Reviewed by Lee Hill
The Catholic Church has seen better days at the cinema. During the Golden Age of Hollywood in the 30s and 40s, The Church acted as gatekeeper and censor ensuring that both the Holy Spirit and Hays Code were affirmed. The clergy on film tended to come with a touch of the blarney a la Bing Crosby or as sympathetic, but ineffectual sounding boards like Karl Malden in On The Waterfront. More unorthodox or radical explorations of The Church, such as the work of Luis Bunuel or Robert Bresson, were relegated to film festivals and the art house Still every now and then faith would be explored with more than just good taste, but moral complexity in films like Fred Zinnemann’s A Nun’s Story or Alfred Hitchcock’s I Confess.
As the reverence for established religion was eroded further in the 60s and 70s, it was a sign of the times that the most devout films to emerge from the cultural shift were Roman Polanski’s Rosemary’s Baby and William Friedkin’s The Exorcist.

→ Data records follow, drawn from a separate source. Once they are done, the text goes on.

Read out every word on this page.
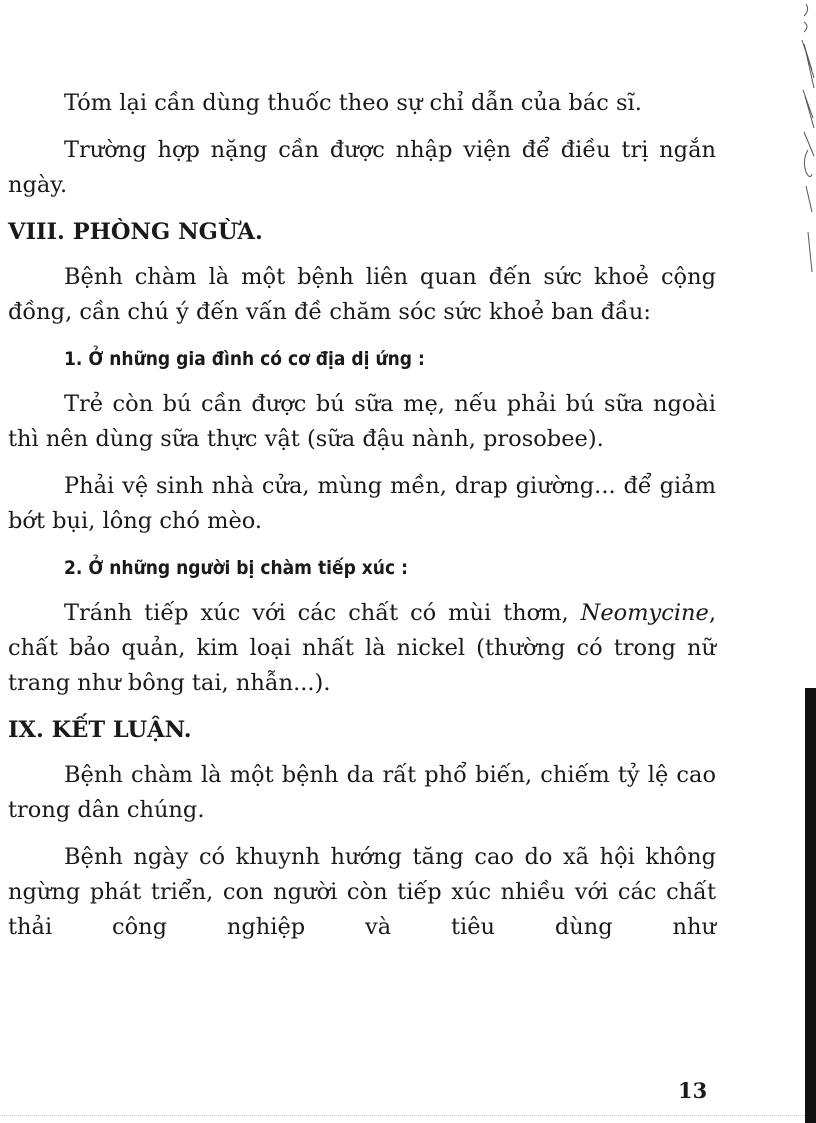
Tóm lại cần dùng thuốc theo sự chỉ dẫn của bác sĩ.

Trường hợp nặng cần được nhập viện để điều trị ngắn ngày.

VIII. PHÒNG NGỪA.

Bệnh chàm là một bệnh liên quan đến sức khoẻ cộng đồng, cần chú ý đến vấn đề chăm sóc sức khoẻ ban đầu:

1. Ở những gia đình có cơ địa dị ứng :

Trẻ còn bú cần được bú sữa mẹ, nếu phải bú sữa ngoài thì nên dùng sữa thực vật (sữa đậu nành, prosobee).

Phải vệ sinh nhà cửa, mùng mền, drap giường... để giảm bớt bụi, lông chó mèo.

2. Ở những người bị chàm tiếp xúc :

Tránh tiếp xúc với các chất có mùi thơm, Neomycine, chất bảo quản, kim loại nhất là nickel (thường có trong nữ trang như bông tai, nhẫn...).

IX. KẾT LUẬN.

Bệnh chàm là một bệnh da rất phổ biến, chiếm tỷ lệ cao trong dân chúng.

Bệnh ngày có khuynh hướng tăng cao do xã hội không ngừng phát triển, con người còn tiếp xúc nhiều với các chất thải công nghiệp và tiêu dùng như

13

In more recent years, as one scandal after another has tainted the ecclesiastical clout of Vatican and Co., we have had films like Priest (1996) and Spotlght (2015), which detailed the rot beneath the cassock without apology.
Still no matter how the Vatican has failed its followers, millions still believe. And unsurprisingly it is horror films (Hereditary is a recent example) that most effectively get the believer and heretic into the multiplex. More sober examinations of religious belief are few and far between, so it is to writer/director, Xavier Giannoli’s credit, that he makes the attempt in L’Apparition.
Vincent Lindon plays Jacques, a war correspondent recovering from seeing his photographer partner die on an assignment. He is contacted by the Vatican, who are investigating the case of a young French woman, Anna (Galatea Bellugi), who claims she saw the Virgin Mary. The Vatican believes Jacques’ reputation for journalistic rigor and agnosticism will add credibility as a special team determines whether the case can be given “apparition” status or is a hoax.
In desperate need of work as therapy, Jacques travels to a remote town in the foothills of Southern France, a bucolic setting now being mobbed by tourists as well as true believers. He joins a team that includes a theologian, psychiatrist (an underused Elina Lowensohn, known for her work with Hal Hartley and Michael Almereyda) and scholarly priest. They experience resistance from Father Borrodine (Patrick d’Assumcao), keen to preserve a semblance of sacred mystery among his flock and a Vatican PR type Anton (Anatole Taubman), who hopes the outcome can be spun in the Church’s favour.
L’Apparition does a good job of showing us the resources of The Church in action – its huge library in Rome, the academic pedigree of its clergy and ability to use modern media to its own ends. However, the documentary verisimilitude is anchored to a script where little happens until the last half hour of the film. Neither the title cards that break up the narrative, the stately pacing or Lindon’s low-key performance – he seems to suffer not so much from PTSD as a need for a very strong coffee – achieve much in the way of drama or emotional impact. Giannoli and his co-writers never quite strike the balance between respect for the Church’s traditions, history and global pull and the secular, scientific detachment that Jacques and his fellow investigators represent.
While Jacques’ interviews with Anna point towards a moral or spiritual reawakening on his part, the film ultimately tries to tie up loose ends with a twist regarding Anna’s testimony. This third act revelation doesn’t achieve the ambiguity the filmmakers are aiming for and it is likely a lot of post-film discussions will revolve around the film’s narrative failures rather than philosophical implications. So not unlike the investigators in L’Apparition, the viewer is left with little to work with. While the film is ambitious, it is also very safe filmmaking. This restraint may garner L’Apparition a non-traditional audience, but it makes for unsatisfying drama and theological enquiry.
Screenplay by Xavier Giannoli with Jacques Fieschi and Marcia Romano.
Starring Vincent Lindon, Galatea Bellugi, Patrick d’Assumcao, Elina Lowensohn and Anatole Taubman.